La seule présence d’un ravageur, même en grande quantité, ne suffit pas toujours à expliquer sa nuisance sur les cultures. Encore faut-il qu’il soit en mesure de franchir certaines barrières. Aussi, pour lutter contre un nuisible, il est parfois déjà possible pour les agriculteurs d’activer ou d’entretenir des propriétés de « résistance » naturellement présentes dans les sols.

Un cas d’école

Parmi les dizaines d’exemples décrits dans les années soixante-dix par le chercheur de l’Inra Francis Chaboussou (1), la résistance des sols au piétin échaudage apparaît comme un cas d’école.
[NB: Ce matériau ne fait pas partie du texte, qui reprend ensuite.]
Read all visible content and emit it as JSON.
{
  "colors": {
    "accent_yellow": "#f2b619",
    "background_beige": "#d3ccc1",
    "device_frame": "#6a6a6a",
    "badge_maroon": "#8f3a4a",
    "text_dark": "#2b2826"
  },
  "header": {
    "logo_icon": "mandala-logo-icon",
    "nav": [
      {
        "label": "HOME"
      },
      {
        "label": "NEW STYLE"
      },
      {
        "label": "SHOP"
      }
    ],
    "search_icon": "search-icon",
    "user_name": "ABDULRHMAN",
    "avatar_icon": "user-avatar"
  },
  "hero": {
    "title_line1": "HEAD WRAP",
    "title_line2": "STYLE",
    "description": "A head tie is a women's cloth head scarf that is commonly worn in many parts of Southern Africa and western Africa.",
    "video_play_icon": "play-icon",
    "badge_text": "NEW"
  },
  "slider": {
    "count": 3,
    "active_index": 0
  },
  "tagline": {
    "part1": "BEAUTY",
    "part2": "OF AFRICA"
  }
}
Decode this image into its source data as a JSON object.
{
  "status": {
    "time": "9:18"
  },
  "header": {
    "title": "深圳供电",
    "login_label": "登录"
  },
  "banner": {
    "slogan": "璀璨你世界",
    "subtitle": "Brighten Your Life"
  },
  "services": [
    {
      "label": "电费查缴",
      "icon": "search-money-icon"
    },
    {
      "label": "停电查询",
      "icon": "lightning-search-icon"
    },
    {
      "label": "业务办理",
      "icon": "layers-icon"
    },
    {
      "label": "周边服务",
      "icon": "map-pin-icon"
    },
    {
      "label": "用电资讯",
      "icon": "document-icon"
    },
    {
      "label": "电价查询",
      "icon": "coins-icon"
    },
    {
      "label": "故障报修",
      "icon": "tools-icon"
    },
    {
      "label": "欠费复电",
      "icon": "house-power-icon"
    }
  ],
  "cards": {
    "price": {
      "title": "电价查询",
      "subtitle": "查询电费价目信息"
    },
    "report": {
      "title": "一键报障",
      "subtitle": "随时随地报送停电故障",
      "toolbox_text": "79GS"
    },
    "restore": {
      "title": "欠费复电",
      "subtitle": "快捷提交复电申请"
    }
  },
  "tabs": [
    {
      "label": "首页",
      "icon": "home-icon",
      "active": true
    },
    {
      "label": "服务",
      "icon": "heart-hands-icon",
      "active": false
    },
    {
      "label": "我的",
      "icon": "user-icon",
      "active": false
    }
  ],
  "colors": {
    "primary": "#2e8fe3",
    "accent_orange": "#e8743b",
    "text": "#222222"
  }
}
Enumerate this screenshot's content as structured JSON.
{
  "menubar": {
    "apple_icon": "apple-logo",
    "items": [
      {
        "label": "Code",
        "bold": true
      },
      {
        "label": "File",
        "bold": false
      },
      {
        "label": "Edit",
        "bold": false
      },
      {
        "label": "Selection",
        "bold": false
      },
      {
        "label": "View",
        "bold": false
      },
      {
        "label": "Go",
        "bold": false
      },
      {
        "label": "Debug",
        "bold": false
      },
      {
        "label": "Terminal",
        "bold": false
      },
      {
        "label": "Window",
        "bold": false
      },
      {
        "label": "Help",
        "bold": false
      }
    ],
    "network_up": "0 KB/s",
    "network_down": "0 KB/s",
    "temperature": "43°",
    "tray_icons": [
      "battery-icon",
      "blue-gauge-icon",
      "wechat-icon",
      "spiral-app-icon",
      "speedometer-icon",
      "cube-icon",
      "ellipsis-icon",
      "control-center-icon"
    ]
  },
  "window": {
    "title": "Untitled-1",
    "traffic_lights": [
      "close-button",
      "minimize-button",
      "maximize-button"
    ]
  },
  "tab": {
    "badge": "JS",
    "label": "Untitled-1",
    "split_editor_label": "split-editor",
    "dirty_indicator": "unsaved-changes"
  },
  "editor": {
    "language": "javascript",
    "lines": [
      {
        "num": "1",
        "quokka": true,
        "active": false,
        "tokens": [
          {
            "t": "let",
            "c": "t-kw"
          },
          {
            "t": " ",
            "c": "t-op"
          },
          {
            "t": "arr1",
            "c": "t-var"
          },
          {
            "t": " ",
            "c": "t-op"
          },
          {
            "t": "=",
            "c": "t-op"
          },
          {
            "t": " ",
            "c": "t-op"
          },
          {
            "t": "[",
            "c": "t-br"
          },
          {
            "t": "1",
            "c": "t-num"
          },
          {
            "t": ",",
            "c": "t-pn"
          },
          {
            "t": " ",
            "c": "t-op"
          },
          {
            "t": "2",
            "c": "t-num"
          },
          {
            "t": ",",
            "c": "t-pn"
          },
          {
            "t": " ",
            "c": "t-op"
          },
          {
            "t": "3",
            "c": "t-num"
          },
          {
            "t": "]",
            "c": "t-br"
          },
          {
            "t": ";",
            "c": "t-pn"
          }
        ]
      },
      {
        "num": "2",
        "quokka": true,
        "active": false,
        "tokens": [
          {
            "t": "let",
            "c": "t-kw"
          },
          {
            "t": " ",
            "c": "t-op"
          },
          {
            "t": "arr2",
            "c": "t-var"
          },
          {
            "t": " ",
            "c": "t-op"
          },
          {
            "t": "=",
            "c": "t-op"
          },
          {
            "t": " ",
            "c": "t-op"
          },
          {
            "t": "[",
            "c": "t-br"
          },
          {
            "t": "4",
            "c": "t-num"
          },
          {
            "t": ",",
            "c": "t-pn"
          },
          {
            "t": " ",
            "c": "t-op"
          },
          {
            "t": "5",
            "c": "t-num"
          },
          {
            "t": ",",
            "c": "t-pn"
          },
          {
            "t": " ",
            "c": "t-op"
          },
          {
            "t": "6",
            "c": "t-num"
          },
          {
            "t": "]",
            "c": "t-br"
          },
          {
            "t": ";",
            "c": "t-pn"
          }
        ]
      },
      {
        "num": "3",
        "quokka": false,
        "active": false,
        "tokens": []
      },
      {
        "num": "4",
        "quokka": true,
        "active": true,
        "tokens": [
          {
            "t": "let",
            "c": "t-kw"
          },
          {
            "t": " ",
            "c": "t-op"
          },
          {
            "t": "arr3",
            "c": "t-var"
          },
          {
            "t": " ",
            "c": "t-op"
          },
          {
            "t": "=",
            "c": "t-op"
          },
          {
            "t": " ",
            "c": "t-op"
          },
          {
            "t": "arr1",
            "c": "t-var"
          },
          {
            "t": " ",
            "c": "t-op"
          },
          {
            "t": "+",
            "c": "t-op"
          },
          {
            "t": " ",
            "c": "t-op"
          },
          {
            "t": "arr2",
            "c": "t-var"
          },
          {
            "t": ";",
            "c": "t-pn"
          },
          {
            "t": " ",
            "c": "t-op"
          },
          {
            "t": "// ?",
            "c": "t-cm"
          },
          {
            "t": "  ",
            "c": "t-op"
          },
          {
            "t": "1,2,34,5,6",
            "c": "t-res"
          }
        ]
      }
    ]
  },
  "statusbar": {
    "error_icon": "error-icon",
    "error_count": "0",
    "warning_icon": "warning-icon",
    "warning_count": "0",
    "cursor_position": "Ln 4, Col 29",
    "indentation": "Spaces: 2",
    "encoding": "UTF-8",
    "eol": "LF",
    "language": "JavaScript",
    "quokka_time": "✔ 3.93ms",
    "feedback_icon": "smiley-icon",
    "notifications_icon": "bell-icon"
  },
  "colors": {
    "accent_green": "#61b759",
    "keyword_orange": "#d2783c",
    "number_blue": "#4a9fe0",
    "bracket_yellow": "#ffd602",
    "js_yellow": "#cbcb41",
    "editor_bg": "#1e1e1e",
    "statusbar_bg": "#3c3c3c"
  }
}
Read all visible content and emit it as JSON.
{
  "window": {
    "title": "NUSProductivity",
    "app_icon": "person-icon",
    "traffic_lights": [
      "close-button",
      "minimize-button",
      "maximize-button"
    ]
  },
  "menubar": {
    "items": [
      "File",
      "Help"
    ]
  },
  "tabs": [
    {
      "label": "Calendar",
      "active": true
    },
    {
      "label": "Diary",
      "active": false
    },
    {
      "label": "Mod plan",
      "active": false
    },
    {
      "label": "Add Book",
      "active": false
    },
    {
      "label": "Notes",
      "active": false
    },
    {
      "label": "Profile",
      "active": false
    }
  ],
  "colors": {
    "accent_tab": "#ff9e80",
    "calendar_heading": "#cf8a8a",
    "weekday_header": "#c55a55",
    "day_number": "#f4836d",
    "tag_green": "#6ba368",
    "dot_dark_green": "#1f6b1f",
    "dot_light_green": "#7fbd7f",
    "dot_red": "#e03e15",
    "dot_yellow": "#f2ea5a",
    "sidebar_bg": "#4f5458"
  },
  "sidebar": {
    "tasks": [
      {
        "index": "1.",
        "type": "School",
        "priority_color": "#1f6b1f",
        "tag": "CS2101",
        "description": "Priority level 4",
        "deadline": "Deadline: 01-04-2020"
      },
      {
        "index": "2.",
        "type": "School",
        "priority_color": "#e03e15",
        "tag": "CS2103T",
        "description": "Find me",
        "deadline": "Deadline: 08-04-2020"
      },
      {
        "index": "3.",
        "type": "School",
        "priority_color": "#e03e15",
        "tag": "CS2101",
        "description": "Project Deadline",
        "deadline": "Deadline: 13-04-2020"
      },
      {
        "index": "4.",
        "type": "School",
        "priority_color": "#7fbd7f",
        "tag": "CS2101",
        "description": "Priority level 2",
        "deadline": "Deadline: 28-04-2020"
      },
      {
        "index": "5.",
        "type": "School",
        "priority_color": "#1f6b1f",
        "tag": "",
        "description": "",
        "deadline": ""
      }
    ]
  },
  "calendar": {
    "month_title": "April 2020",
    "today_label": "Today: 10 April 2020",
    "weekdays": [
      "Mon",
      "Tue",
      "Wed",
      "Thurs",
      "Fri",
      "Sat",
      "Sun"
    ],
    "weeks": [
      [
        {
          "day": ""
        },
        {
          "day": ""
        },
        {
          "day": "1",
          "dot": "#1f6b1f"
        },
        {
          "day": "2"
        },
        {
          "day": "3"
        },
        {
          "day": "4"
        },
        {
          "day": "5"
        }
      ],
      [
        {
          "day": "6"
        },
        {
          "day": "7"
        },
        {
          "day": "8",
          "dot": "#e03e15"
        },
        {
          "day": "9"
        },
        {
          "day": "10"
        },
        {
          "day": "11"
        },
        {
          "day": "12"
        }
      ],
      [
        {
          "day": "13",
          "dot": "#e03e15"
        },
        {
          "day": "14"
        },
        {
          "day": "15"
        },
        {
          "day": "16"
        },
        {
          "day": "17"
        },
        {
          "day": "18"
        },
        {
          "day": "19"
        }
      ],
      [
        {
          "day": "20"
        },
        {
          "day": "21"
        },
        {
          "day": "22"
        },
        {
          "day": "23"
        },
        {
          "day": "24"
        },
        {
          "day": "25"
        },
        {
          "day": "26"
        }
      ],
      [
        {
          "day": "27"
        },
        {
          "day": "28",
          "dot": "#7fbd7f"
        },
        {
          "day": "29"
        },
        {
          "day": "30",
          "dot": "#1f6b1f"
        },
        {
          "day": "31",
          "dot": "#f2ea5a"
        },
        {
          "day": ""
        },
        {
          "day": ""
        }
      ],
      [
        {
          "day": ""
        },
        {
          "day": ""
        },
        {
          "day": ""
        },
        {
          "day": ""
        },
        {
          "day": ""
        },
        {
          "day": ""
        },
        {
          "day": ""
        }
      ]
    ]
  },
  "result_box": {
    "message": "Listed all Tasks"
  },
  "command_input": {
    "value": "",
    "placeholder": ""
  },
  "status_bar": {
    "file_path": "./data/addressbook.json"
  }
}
En 1930 déjà, l’agronome Albert Demolon (2) constatait que l’action du piétin échaudage cesse dans les parcelles où des apports d’engrais organiques sont réalisés. Presque cent ans plus tard, le dossier est encore ouvert en matière de recherche appliquée. Ainsi, le 19 mai dernier, Claude Maumené, responsable maladies et méthodes de lutte chez Arvalis, observait dans une conférence organisée par l’Institut national de recherche pour l’agriculture, l’alimentation et l’environnement (3), le rôle fondamental du microbiome du sol (écosystème microbiologique) dans l’expression du piétin échaudage. Selon lui, des sols qui ont naturellement la propriété de résistance la perdent lorsque le sol est stérilisé à la chaleur. En revanche, des « greffes de sols » permettent de transférer cette propriété à d’autres sols. Le spécialiste d’Arvalis explique ces résultats par la présence de la bactérie Pseudomonas fluorescens. Celle-ci serait sensible aux pH élevés.

Des résultats d’essais (site de Bignan, dans le Morbihan, 2018), décrits par Arvalis, ont montré que la pratique du chaulage en contexte à risque, comme la culture de blé sur blé, favorise la maladie avec entre 53 et 65 % de racines touchées contre 41 % pour le témoin. Pour la même raison, des essais (Bignan, 2018) ont montré que la fertilisation au sulfate d’ammonium limite l’intensité de la maladie à 22 % contre 45 % avec l’ammonitrate.

Biodisponibilité

En parallèle, de nombreux travaux ont montré que la sensibilité des céréales à paille au piétin échaudage est très souvent liée à une non-disponibilité de l’élément manganèse dans le sol (4).

L’agriculteur chercheur Francis Bucaille a ainsi expérimenté avec succès en contexte de blé sur blé des épandages localisés au sol de manganèse réduit et, donc, biodisponible à environ 2 kg/ha. Il estime avoir pu supprimer totalement la maladie (lire l’encadré). « Ces applications fonctionnent à titre préventif. Mais le même résultat peut être obtenu en prenant soin de la vie du sol », remarque-t-il. En effet, les bactéries Pseudomonas fluorescens sont bien connues pour effectuer la réduction du manganèse et ainsi rendre le minéral biodisponible pour les plantes. Alexis Dufumier

(1) Santé des cultures, 1985. (2) Dynamique du sol, Dunod 1932. (3) Inrae : « Le microbiome, un univers inconnu et prometteur », visionnable sur YouTube. (4) « Optimizing manganese fertilization for the suppression of take-all patch disease on creeping bentgrass ». Crop Science, 2003.